Épisode 6 – Do Ladies Do That ? – 16/20
L’écriture de la série et de ses répliques sauve véritablement l’ensemble de sombrer vers de moins bonnes notes, malgré ses points faibles, qui ne sont pas inexistants. C’est vraiment un plaisir de suivre cette histoire grâce à tout plein de moments très prenants. Côté réalisation et casting, c’est impeccable aussi, toujours, et je ne boude pas mon plaisir devant cette série, même si, encore et toujours, je la trouve lourde à digérer.
> Saison 1
Spoilers

I lost you haven’t I ?
L’épisode reprend avec le retour d’Anne à Shibden Hall, et ça fait vraiment de la peine de la voir dans cet état-là. Sans trop de surprise, elle essaie d’être discrète, surtout quand elle entend que son futur beau-frère est en plein repas avec le reste de la famille. C’est finalement Elizabeth qui tombe sur elle et est surprise de la voir dans cet état, qu’Anne minimise aussitôt.
Elizabeth s’occupe bien d’elle heureusement, voulant même appeler un médecin, même si elle n’en a pas le droit, puisqu’Anne refuse. Elle lui apporte donc simplement un paquet qu’elle a reçu et qui contient une magnifique bague, qu’Anne destinait probablement à Miss Walker.
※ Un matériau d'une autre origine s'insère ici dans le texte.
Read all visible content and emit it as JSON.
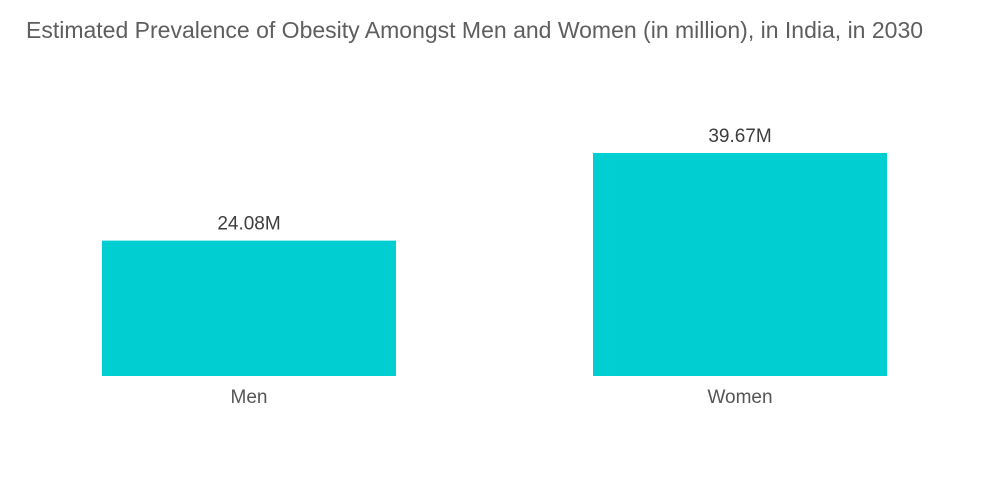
{
  "chart_data": {
    "type": "bar",
    "title": "Estimated Prevalence of Obesity Amongst Men and Women (in million), in India, in 2030",
    "categories": [
      "Men",
      "Women"
    ],
    "values": [
      24.08,
      39.67
    ],
    "data_labels": [
      "24.08M",
      "39.67M"
    ],
    "xlabel": "",
    "ylabel": "",
    "ylim": [
      0,
      45
    ],
    "grid": false,
    "legend": "none",
    "bar_color": "#00CED1"
  }
}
Bref, tout ce qu’il faut pour ajouter un peu de douleur morale à la douleur physique.
Le lendemain, Anne doit donc improviser une excuse auprès de sa famille et explique qu’elle est simplement tombée en marchant le long d’un mur. Marian l’aide en la couvrant malgré cette excuse peu probable, espérant surtout que Anne pourra se montrer présente lors d’un second déjeuner prévu avec Abbott et sa mère. Ce n’est pas gagné du tout ça, surtout qu’Anne a clairement d’autres problèmes en ce moment, ayant encore à vomir suite aux coups reçus et à la douleur physique.
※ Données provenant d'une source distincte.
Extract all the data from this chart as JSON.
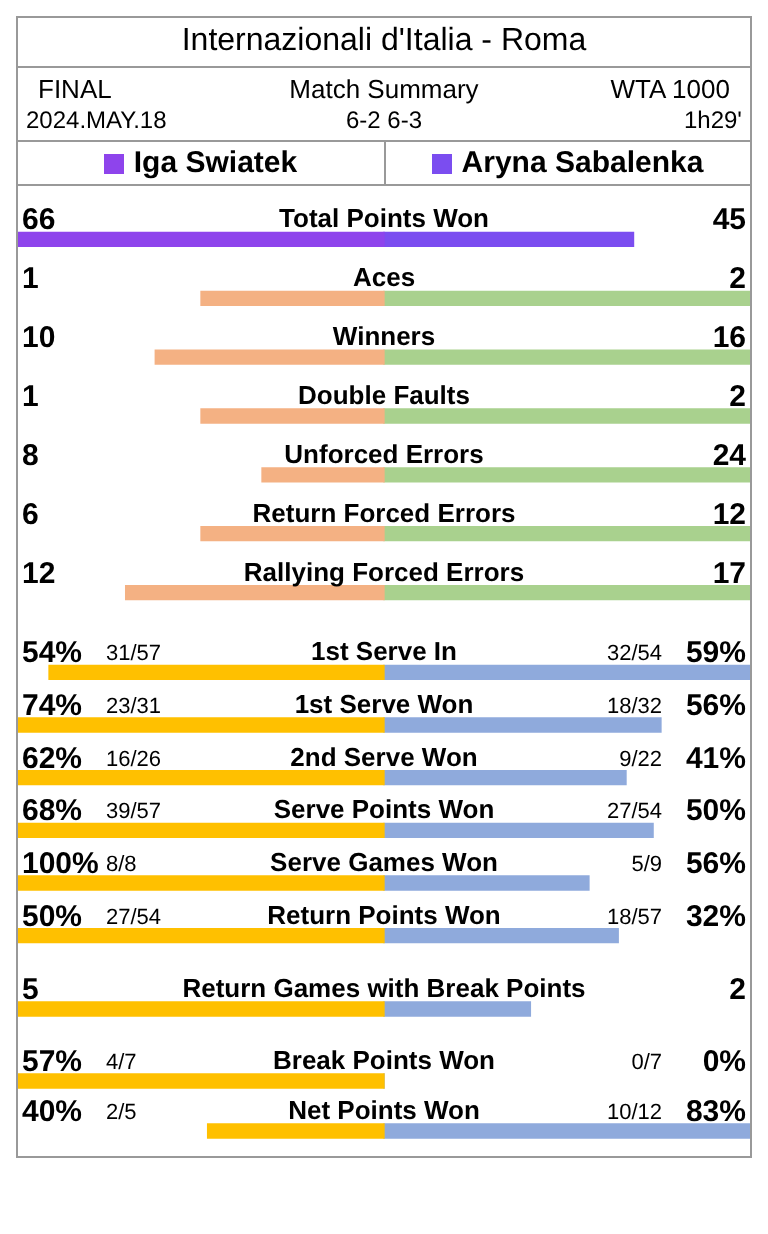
{
  "chart_data": [
    {
      "type": "other",
      "title": "Internazionali d'Italia - Roma",
      "annotations": [
        "FINAL",
        "Match Summary",
        "WTA 1000",
        "2024.MAY.18",
        "6-2 6-3",
        "1h29'"
      ],
      "categories": [
        "Total Points Won",
        "Aces",
        "Winners",
        "Double Faults",
        "Unforced Errors",
        "Return Forced Errors",
        "Rallying Forced Errors"
      ],
      "series": [
        {
          "name": "Iga Swiatek",
          "values": [
            66,
            1,
            10,
            1,
            8,
            6,
            12
          ],
          "value_labels": [
            "66",
            "1",
            "10",
            "1",
            "8",
            "6",
            "12"
          ],
          "colors": [
            "#8e44ec",
            "#f4b183",
            "#f4b183",
            "#f4b183",
            "#f4b183",
            "#f4b183",
            "#f4b183"
          ]
        },
        {
          "name": "Aryna Sabalenka",
          "values": [
            45,
            2,
            16,
            2,
            24,
            12,
            17
          ],
          "value_labels": [
            "45",
            "2",
            "16",
            "2",
            "24",
            "12",
            "17"
          ],
          "colors": [
            "#7b4df0",
            "#a9d18e",
            "#a9d18e",
            "#a9d18e",
            "#a9d18e",
            "#a9d18e",
            "#a9d18e"
          ]
        }
      ]
    },
    {
      "type": "other",
      "annotations": [
        "31/57",
        "32/54",
        "23/31",
        "18/32",
        "16/26",
        "9/22",
        "39/57",
        "27/54",
        "8/8",
        "5/9",
        "27/54",
        "18/57"
      ],
      "categories": [
        "1st Serve In",
        "1st Serve Won",
        "2nd Serve Won",
        "Serve Points Won",
        "Serve Games Won",
        "Return Points Won"
      ],
      "series": [
        {
          "values": [
            54,
            74,
            62,
            68,
            100,
            50
          ],
          "value_labels": [
            "54%",
            "74%",
            "62%",
            "68%",
            "100%",
            "50%"
          ],
          "colors": [
            "#ffc000",
            "#ffc000",
            "#ffc000",
            "#ffc000",
            "#ffc000",
            "#ffc000"
          ]
        },
        {
          "values": [
            59,
            56,
            41,
            50,
            56,
            32
          ],
          "value_labels": [
            "59%",
            "56%",
            "41%",
            "50%",
            "56%",
            "32%"
          ],
          "colors": [
            "#8faadc",
            "#8faadc",
            "#8faadc",
            "#8faadc",
            "#8faadc",
            "#8faadc"
          ]
        }
      ]
    },
    {
      "type": "other",
      "categories": [
        "Return Games with Break Points"
      ],
      "series": [
        {
          "values": [
            5
          ],
          "value_labels": [
            "5"
          ],
          "colors": [
            "#ffc000"
          ]
        },
        {
          "values": [
            2
          ],
          "value_labels": [
            "2"
          ],
          "colors": [
            "#8faadc"
          ]
        }
      ]
    },
    {
      "type": "other",
      "annotations": [
        "4/7",
        "0/7",
        "2/5",
        "10/12"
      ],
      "categories": [
        "Break Points Won",
        "Net Points Won"
      ],
      "series": [
        {
          "values": [
            57,
            40
          ],
          "value_labels": [
            "57%",
            "40%"
          ],
          "colors": [
            "#ffc000",
            "#ffc000"
          ]
        },
        {
          "values": [
            0,
            83
          ],
          "value_labels": [
            "0%",
            "83%"
          ],
          "colors": [
            "#8faadc",
            "#8faadc"
          ]
        }
      ]
    }
  ]
}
Anne reprend ensuite sa correspondance, même si je dois dire que j’ai eu du mal à raccrocher les morceaux pour apprécier pleinement les missives avec cette Mary. Tant pis. Elle a aussi une lettre de Jeremiah Rawson qui l’attend bien sagement auprès de sa tante, celui-ci espérant encore renégocier son contrat avec elle. La tante profite d’un moment de calme et de pause dans la vie mouvementée de sa nièce pour lui parler de Abbott qu’elle n’aime pas beaucoup. Anne a surtout envie de se croire chez le psy par contre : elle s’allonge sur le canapé et raconte à sa tante sa déception amoureuse.
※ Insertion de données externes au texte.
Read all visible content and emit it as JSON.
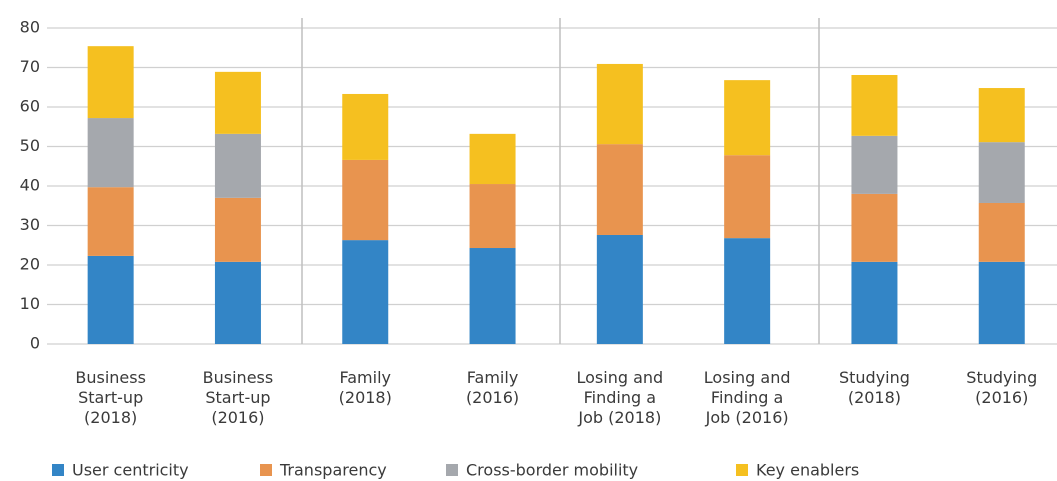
{
  "chart_data": {
    "type": "stacked_bar",
    "categories": [
      "Business Start-up (2018)",
      "Business Start-up (2016)",
      "Family (2018)",
      "Family (2016)",
      "Losing and Finding a Job (2018)",
      "Losing and Finding a Job (2016)",
      "Studying (2018)",
      "Studying (2016)"
    ],
    "series": [
      {
        "name": "User centricity",
        "color": "#3385c6",
        "values": [
          22.3,
          20.8,
          26.3,
          24.3,
          27.6,
          26.8,
          20.8,
          20.8
        ]
      },
      {
        "name": "Transparency",
        "color": "#e8944f",
        "values": [
          17.4,
          16.2,
          20.3,
          16.2,
          23.0,
          21.0,
          17.2,
          14.9
        ]
      },
      {
        "name": "Cross-border mobility",
        "color": "#a5a8ad",
        "values": [
          17.5,
          16.2,
          null,
          null,
          null,
          null,
          14.7,
          15.4
        ]
      },
      {
        "name": "Key enablers",
        "color": "#f5c020",
        "values": [
          18.2,
          15.7,
          16.7,
          12.7,
          20.3,
          19.0,
          15.4,
          13.7
        ]
      }
    ],
    "ylim": [
      0,
      80
    ],
    "yticks": [
      0,
      10,
      20,
      30,
      40,
      50,
      60,
      70,
      80
    ],
    "grid": true,
    "legend": "bottom"
  }
}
Très vite, la déception se transforme en colère et en regret, parce qu’elle était sûre de pouvoir la rendre heureuse, malgré la situation. Qu’est-ce qu’elle est touchante, Anne Lister, quand elle a ce genre de discours si moderne dans une époque si conservatrice et pas prête à l’accepter pour ce qu’elle est. Anne se retrouve à devoir expliquer à sa tante qu’elle voyagera donc seule, à Paris, avec Eugénie et peut-être Thomas. Ah, d’où l’insistance sur ces deux-là ? Ils seraient donc des clés en saison 2 ? Espérons, je les aimais bien, moi, dans les premiers épisodes. Depuis, ils évoluent trop en parallèle sans que ça ne serve vraiment à l’histoire, c’est moins prenant.
Anne enchaîne ensuite avec un rendez-vous professionnel auquel je me suis peu intéressé, j’avoue. C’est logique après l’épisode précédent centré sur sa vie amoureuse de se retrouver avec le retour de cette intrigue au cœur de l’épisode. Seulement, je n’avais déjà pas envie de me plonger là-dedans avant, c’est désormais pire. Les négociations avec Rawson restent intéressantes, surtout qu’Anne finit par concéder un peu d’argent.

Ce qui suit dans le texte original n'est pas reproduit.